Since my start at TSiBA, I have worked on several projects assiting with the solidification of key partnerships. I now see that the, the Ignition Centere’s (IC) work in 2012 is coming to fruition. Until now, due to business sensitive information and unconfirmed commitments, I was unable to share about these partnerships. This year, the University of Stellenbosch (USB) and Business Partners have agreed to work with TSiBA.

To enhance their mission to support Broad-Based Black Economic Empowerment (B-BBEE) and community empowerment through entrepreneurship, USB created a new initiative called the Kyaplain Project. The university will utilize alumni from its business program to mentor entrepreneurs from the Kyalitscha and Mitchell’s Plain townships. Their mentorship will supplement several weeks of accelerated business classes supplied by TSiBA’s IC. As indicated in this article, USB is one of the most prestigious universities on the continent; therefore, the partnership is ideal for TSiBA. Although, TSiBA and USB’s partner is also advantageous for USB because TSiBA is a leader in teaching accelerated courses to survivalist and mirco enterprises.

Like TSiBA’s IC, Business Partners also works to support South African entrepreneurs. However, Business Partners works on a much larger scale and they specialize in capital investments more than business education, compared to TSiBA. As demonstrated through this Prezi I created, TSIBA and Business Partners will work together to increase TSiBA’s service offerings by use of Business Partners mentors, an Small Medium Micro-sized Enterprises (SMME) software toolkit, and capital donations for student company awards. The Prezi also shows what TSiBA’s core program activities are and how entrepreneurship is implemented throughout the degree program.
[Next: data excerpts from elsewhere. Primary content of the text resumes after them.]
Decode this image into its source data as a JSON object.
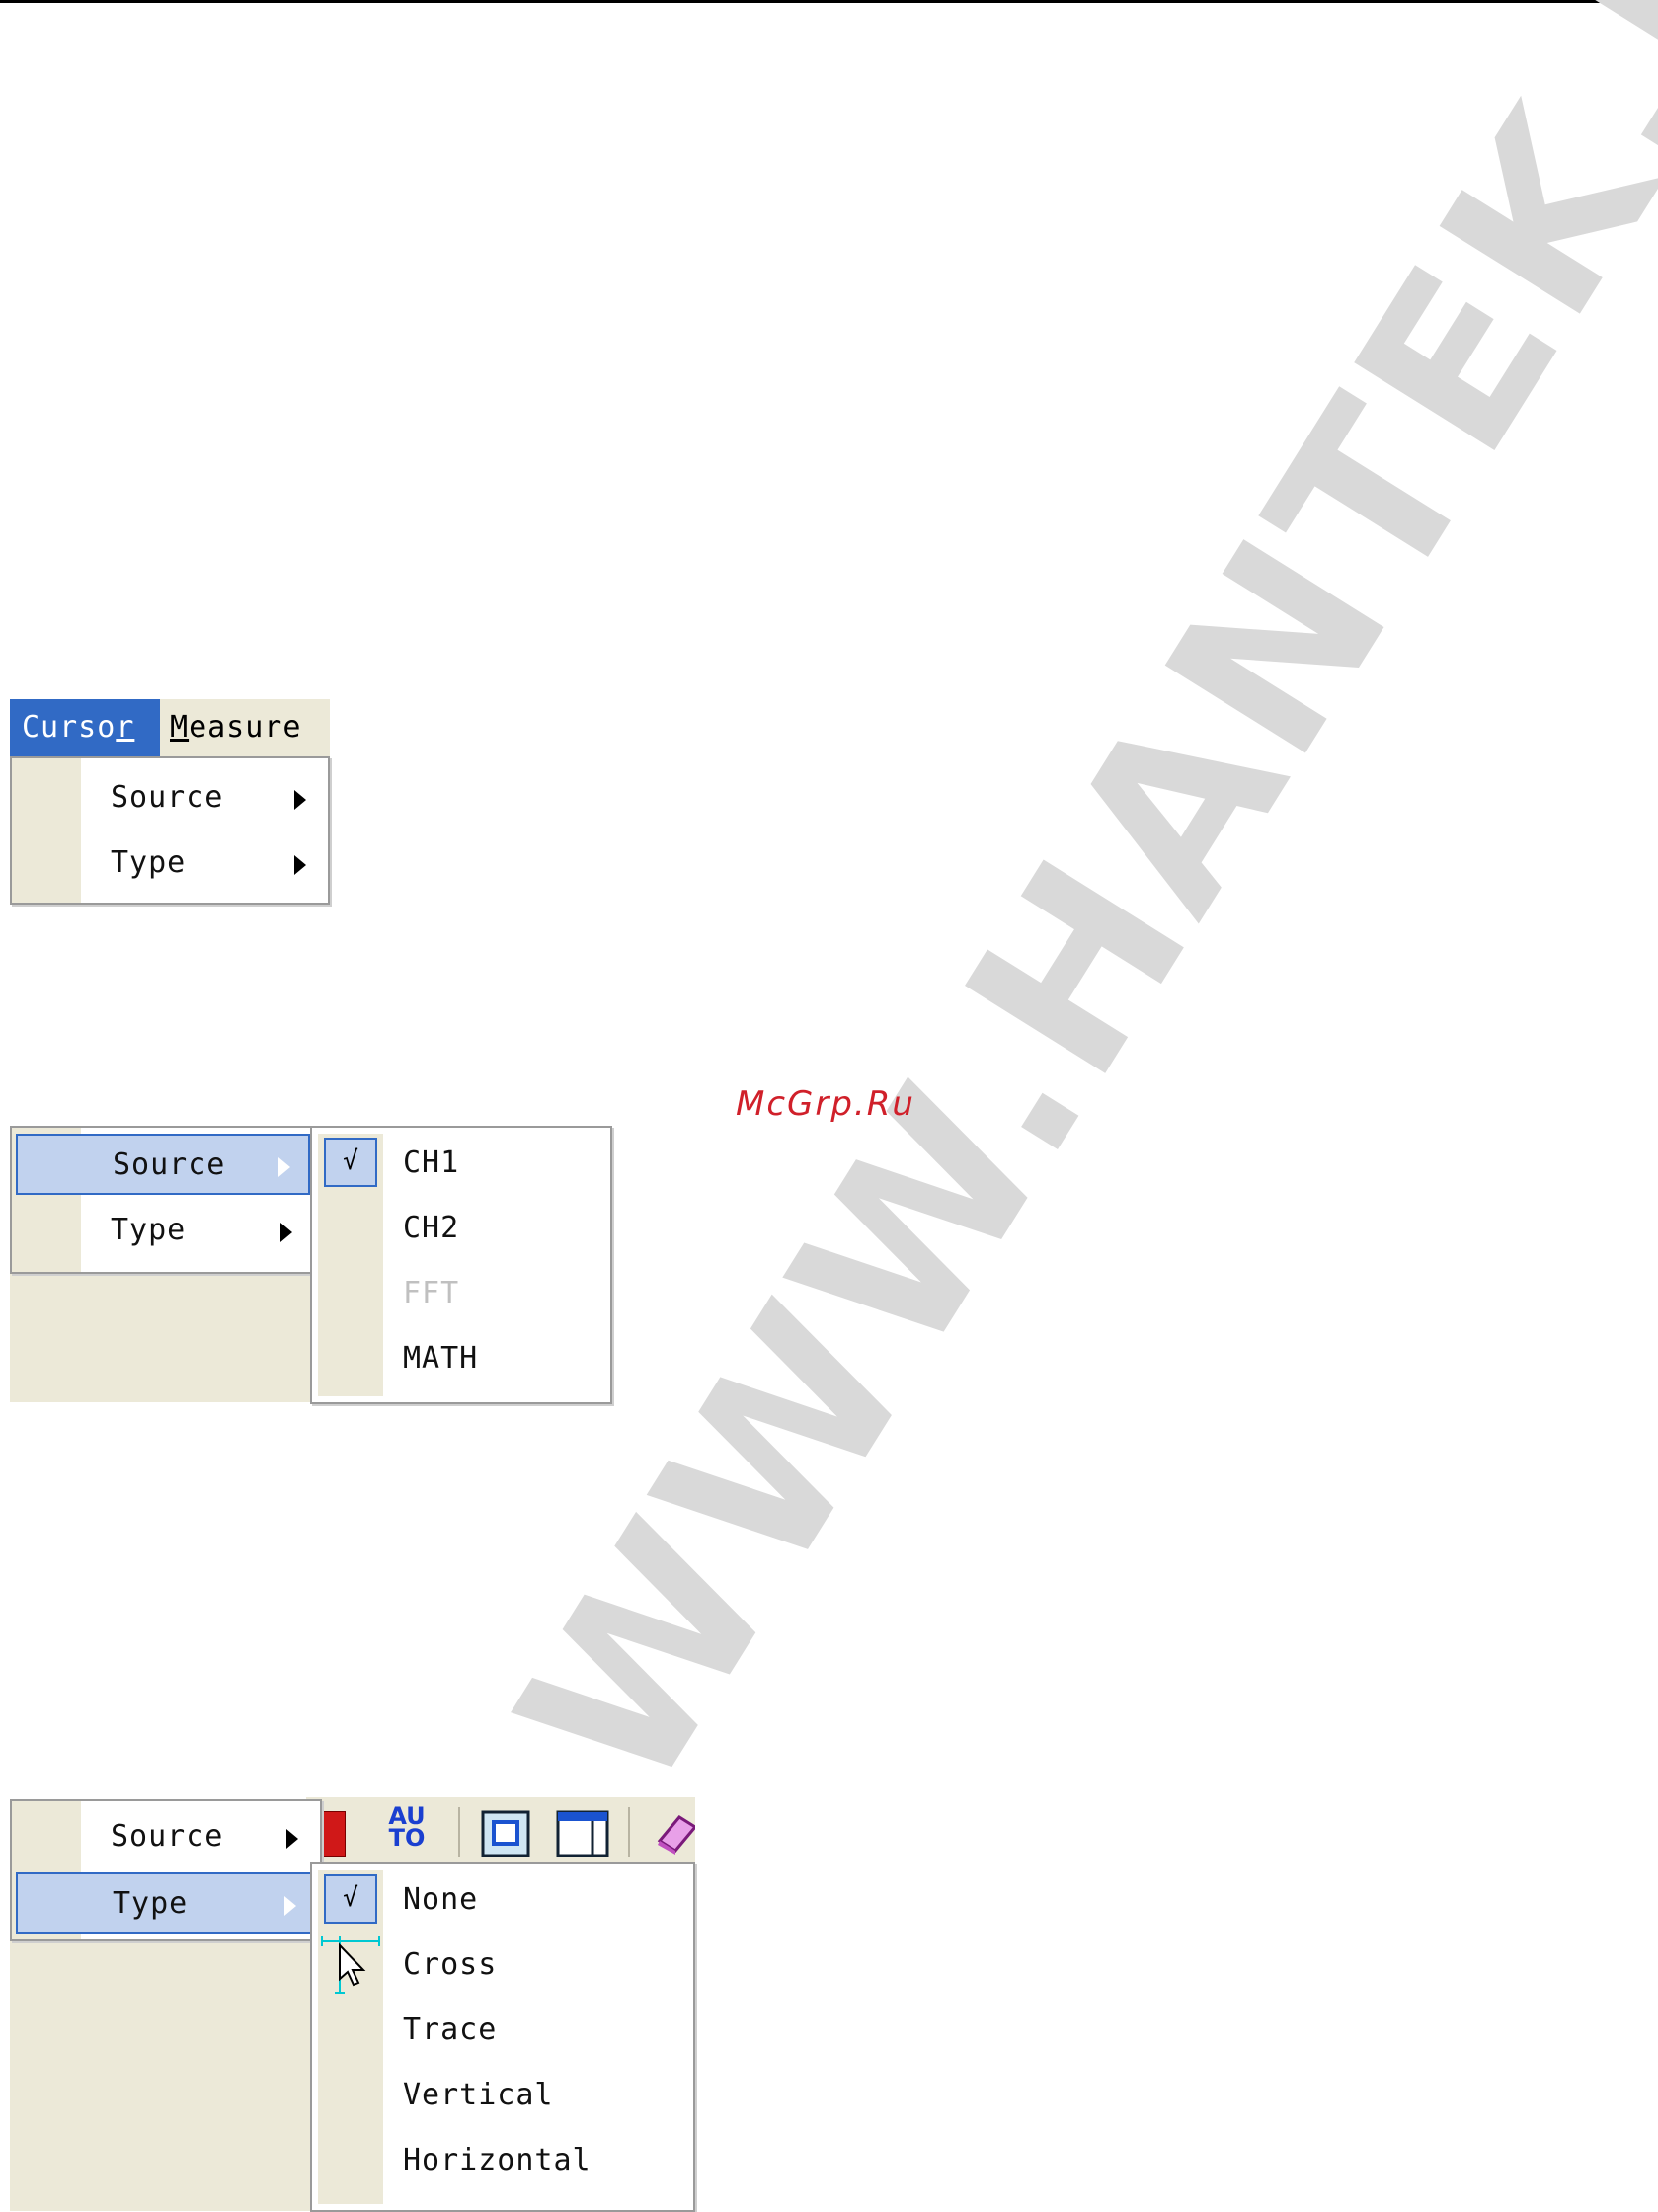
{
  "watermark": {
    "text": "WWW.HANTEK.RU",
    "site_label": "McGrp.Ru"
  },
  "section1": {
    "menubar": [
      {
        "prefix": "Curso",
        "accel": "r",
        "suffix": "",
        "active": true
      },
      {
        "prefix": "",
        "accel": "M",
        "suffix": "easure",
        "active": false
      }
    ],
    "items": [
      {
        "label": "Source",
        "has_submenu": true
      },
      {
        "label": "Type",
        "has_submenu": true
      }
    ]
  },
  "section2": {
    "items": [
      {
        "label": "Source",
        "has_submenu": true,
        "highlighted": true
      },
      {
        "label": "Type",
        "has_submenu": true,
        "highlighted": false
      }
    ],
    "submenu": [
      {
        "label": "CH1",
        "checked": true,
        "check_mark": "√",
        "enabled": true
      },
      {
        "label": "CH2",
        "checked": false,
        "enabled": true
      },
      {
        "label": "FFT",
        "checked": false,
        "enabled": false
      },
      {
        "label": "MATH",
        "checked": false,
        "enabled": true
      }
    ]
  },
  "section3": {
    "items": [
      {
        "label": "Source",
        "has_submenu": true,
        "highlighted": false
      },
      {
        "label": "Type",
        "has_submenu": true,
        "highlighted": true
      }
    ],
    "toolbar": {
      "auto_top": "AU",
      "auto_bottom": "TO"
    },
    "submenu": [
      {
        "label": "None",
        "checked": true,
        "check_mark": "√"
      },
      {
        "label": "Cross",
        "checked": false
      },
      {
        "label": "Trace",
        "checked": false
      },
      {
        "label": "Vertical",
        "checked": false
      },
      {
        "label": "Horizontal",
        "checked": false
      }
    ]
  },
  "colors": {
    "highlight": "#c1d2ee",
    "highlight_border": "#316ac5",
    "menubar_active": "#316ac5",
    "gutter": "#ece9d8",
    "watermark": "#d9d9d9",
    "site_label": "#d0202a"
  }
}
TSiBA’s BBA degree has three stages of entrepreneurship courses: Entrepreneurship 1 (ENT 1), Entrepreneurship 2 (ENT 2), and Innovations and Knowledge Management 3 (INN 3). Initially, Business Partners wills collaborate with TSIBA’s ENT 2 class. Later, the Ignition Center hopes to have Business Partners work closer with other core activities like the TSIBA/Northeastern University community engagement program. Each summer NU comes for two weeks to TSiBA to assess the businesses of community entrepreneurs while learning more about the South African cultural context. Ideally, Business partners can potentially incubate several of the feasible business models in their hatchery.
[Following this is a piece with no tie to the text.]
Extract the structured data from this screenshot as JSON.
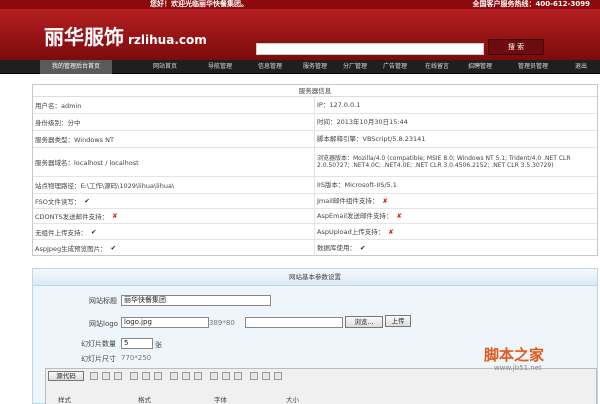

Both partnerships have great potential for expansion and will probably last several years to assess the success of the collaboration. I certainly came at a good time to network with other organizations cultivating entrepreneurship in the South African economy. I have not consulted as many businesses as I anticipated, but I have instead spent most of my time writing proposals, creating presentations, and meeting with community partners. The diversity of my work has allowed me to hear many narratives about the South African entrepreneur’s experience, which I find invaluable.